Open gbif-portal opened 7 years ago
Thanks, Siro, this is a very important one.
I'm trying to figure out how much overlap there is with existing GBIF data. Not entirely straightforward, but some obvious duplicates, e.g.:
"603122",771353,"Magnoliophyta","Lamiales","Acanthaceae","Acanthopale","laxiflora","ESP","Acanthopale laxiflora","Acanthopale laxiflora","Tanzania","TZA","TZA",-1.05,31.55,"herb","","TS1540804","MO","",5,"f","herb","PreservedSpecimen","Acanthopale laxiflora","Acanthaceae"
Is the same as http://www.gbif.org/occurrence/1258769203 (urn:catalog:MO:Tropicos:1540804). Could encode plant form (e.g., "herb") if there was a standard ontology for these things, seemingly there isn't(!).
Once again, we need tools to cluster occurrences that are the same...

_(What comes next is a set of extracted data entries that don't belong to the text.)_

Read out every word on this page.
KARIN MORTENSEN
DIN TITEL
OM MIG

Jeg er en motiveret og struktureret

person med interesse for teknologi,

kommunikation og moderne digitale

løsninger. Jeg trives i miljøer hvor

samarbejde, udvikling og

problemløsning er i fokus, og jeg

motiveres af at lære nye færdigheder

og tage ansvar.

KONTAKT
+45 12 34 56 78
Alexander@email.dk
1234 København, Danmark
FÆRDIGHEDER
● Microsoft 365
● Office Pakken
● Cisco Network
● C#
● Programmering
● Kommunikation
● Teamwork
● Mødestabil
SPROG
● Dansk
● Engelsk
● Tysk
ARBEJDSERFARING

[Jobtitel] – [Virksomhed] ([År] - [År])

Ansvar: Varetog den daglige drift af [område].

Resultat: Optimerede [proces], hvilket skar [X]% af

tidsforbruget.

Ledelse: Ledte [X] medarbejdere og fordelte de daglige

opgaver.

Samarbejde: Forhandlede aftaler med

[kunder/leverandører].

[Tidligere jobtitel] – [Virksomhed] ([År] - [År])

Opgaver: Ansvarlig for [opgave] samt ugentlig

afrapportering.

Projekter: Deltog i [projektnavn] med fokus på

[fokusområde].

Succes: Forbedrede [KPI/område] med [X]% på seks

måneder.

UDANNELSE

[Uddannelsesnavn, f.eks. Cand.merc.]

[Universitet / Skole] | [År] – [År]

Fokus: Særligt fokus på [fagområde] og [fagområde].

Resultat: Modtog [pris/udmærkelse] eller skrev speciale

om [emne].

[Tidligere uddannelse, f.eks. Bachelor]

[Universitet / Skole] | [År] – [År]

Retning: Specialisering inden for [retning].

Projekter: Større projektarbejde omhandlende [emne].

EOL has some terms for plant habits which it uses in TraitBank, see e.g. http://eol.org/api/traits/647408
{
"@id": "http://eol.org/pages/647408/data#data_point_15005931",
"eol:traitUri": "http://eol.org/resources/814/measurements/m46588",
"@type": "dwc:MeasurementOrFact",
"predicate": "growth habit",
"dwc:measurementType": "http://eol.org/schema/terms/PlantHabit",
"value": "tree",
"eol:dataPointId": 15005931,
"dc:source": "http://collections.mnh.si.edu/search/botany/?irn=10497215",
"dc:bibliographicCitation": "Smithsonian Institution, National Museum of Narutal History, Department of Botany. Data for specimen 3314475. http://collections.mnh.si.edu/search/botany/",
"dwc:measurementValue": "http://eol.org/schema/terms/tree",
"dwc:scientificName": "Zygia heteroneura Barneby & J.W. Grimes",
"dwc:catalogNumber": "3314475",
"dwc:collectionCode": "http://grbio.org/cool/i75d-97nn",
"dwc:institutionCode": "http://biocol.org/urn:lsid:biocol.org:col:81442",
"dwc:measurementRemarks": "Source term: Tree",
"eolterms:resource": "http://eol.org/resources/814"
}
Here is a translation table for values used in the a_habit field in the RAINBOW dataset.
a_habit | term |
---|---|
aquatic | |
climber | http://eol.org/schema/terms/climbingPlant |
epiphyte | http://eol.org/schema/terms/epiphyte |
herb | http://eol.org/schema/terms/forbHerb |
liana | http://eol.org/schema/terms/liana |
myco-heterotroph | |
parasitic | |
shrublet | |
shrub | http://eol.org/schema/terms/shrub |
tree | http://eol.org/schema/terms/tree |
vine | http://eol.org/schema/terms/vine |
The a_habit data could be converted to the Darwin Core Measurement Or Facts extension (also used by EOL). In principle if GBIF supported searching by traits we could then search for, say, "tree species in Malawi".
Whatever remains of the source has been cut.